Gentile Davide Milosa, in merito all’articolo a sua firma pubblicato ieri sul Fatto Quotidiano dal titolo “Russiagate, i pm hanno gli audio delle telefonate”, ci preme ribadire ancora una volta che Eni non ha preso parte in alcun modo e non è a conoscenza di operazioni volte al finanziamento di partiti politici. Peraltro, l’operazione di fornitura descritta non è mai avvenuta. Inoltre, Eni si è dichiarata parte offesa presso la Procura di Milano nell’indagine ivi pendente cosiddetta “Moscopoli” nei confronti di tutti coloro che l’hanno anche soltanto nominata (così come risulterà dagli accertamenti della magistratura) nel contesto di operazioni illecite come controparte, o disponibile alla partecipazione alla commissione di un reato, in particolare di finanziamento illecito dei partiti.
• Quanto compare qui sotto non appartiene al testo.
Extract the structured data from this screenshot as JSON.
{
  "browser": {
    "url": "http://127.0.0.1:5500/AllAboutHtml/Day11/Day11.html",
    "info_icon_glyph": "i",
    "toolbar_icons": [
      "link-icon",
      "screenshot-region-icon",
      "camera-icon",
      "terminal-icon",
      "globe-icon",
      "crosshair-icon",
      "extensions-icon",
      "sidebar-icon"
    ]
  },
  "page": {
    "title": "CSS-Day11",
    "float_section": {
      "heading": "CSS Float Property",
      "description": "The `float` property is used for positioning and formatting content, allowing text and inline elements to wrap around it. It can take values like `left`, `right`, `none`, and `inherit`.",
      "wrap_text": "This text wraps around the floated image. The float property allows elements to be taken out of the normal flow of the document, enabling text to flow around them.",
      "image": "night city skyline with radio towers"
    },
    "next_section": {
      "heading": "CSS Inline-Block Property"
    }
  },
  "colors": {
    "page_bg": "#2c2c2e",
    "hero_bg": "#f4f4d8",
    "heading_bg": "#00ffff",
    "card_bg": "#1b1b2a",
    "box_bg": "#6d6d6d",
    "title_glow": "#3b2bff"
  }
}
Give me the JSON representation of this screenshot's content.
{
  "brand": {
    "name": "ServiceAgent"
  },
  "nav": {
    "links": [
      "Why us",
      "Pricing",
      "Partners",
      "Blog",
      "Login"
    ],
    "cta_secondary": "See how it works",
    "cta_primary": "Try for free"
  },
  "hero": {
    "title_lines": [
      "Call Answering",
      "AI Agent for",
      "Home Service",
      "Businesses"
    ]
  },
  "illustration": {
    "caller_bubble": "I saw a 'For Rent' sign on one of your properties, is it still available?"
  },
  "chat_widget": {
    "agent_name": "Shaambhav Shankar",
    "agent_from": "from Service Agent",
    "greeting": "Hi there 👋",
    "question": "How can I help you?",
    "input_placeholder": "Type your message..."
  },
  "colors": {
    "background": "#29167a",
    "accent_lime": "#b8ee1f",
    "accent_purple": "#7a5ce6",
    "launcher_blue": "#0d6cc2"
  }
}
Eni tiene altresì a precisare che la lettera di referenze citata nell’articolo, assolutamente anomala nel suo utilizzo rispetto alle procedure interne a Eni, è firmata dal Sig. Des Dorides, licenziato dalla società per violazione delle procedure interne e dell’obbligo di riservatezza in relazione a un’operazione di acquisto di polietilene, ed era già stata utilizzata nel 2017 con soggetti terzi che nulla avevano a che fare con le vicende in questione.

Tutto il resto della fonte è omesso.